Option 2 is nice because operator gets inbound liquidity plus whatever they actually bought on through the lightning network. Only problem is the operator would need to be buying some expensive things to get the inbound necessary. Doesn’t hurt though.
Option 3 is a one time payment for inbound liquidity through a Loop (off-chain on-chain) transaction. Theoretically, if an operator was then savvy with channel fees to keep things balanced afterward, the payment could be paid off through transction fees and channels remain balanced.
A circular rebalance is sending a payment through the network that starts and ends at the same node. The goal is to balance the liquidity on a node.
- pos: requires no onchain transactions
- neg: could get expensive depending on the amount of liquidity to balance (fee rates) plus number of hops (unless controlled with a predetermined route)
Service provided by Lightning Labs which performs a submarine swap.
- send off chain funds to loop service, loop service sends back on chain (buy inbound liquidity)
- send on chain funds to loop service, loop service sends back off chain (buy outbount liquidity, probaby more useful for routing nodes to just open a new channel?)
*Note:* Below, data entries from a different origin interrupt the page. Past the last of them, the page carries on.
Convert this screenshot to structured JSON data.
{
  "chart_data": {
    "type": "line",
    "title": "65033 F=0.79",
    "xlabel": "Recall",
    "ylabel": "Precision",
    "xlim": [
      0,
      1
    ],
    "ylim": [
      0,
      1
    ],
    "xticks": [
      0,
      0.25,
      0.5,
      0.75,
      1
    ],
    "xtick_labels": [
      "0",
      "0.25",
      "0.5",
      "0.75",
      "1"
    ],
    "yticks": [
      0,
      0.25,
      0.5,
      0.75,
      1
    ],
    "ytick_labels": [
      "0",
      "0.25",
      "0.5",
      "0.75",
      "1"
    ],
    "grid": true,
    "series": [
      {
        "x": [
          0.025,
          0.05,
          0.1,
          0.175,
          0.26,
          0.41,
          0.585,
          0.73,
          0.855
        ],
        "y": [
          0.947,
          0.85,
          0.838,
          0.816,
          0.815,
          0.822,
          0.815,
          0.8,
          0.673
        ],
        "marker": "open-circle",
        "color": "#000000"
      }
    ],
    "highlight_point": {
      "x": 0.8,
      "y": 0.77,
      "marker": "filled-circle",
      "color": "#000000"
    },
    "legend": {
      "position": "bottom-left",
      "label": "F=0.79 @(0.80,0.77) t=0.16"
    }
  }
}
I’ll only use a non-custodial wallet on my android phone, but I think there are two options to set that up:
- Local wallet which opens a private channel to lnd node
- Remote wallet which directly connects to lnd node
I’d prefer option , but this is complicated by the fact that I am exposing my node through Tor. Apparently some wallets work with the Orbot Tor VPN app, but I haven’t been able to make any channels that way. The Blixt wallet looks promising with built in Tor.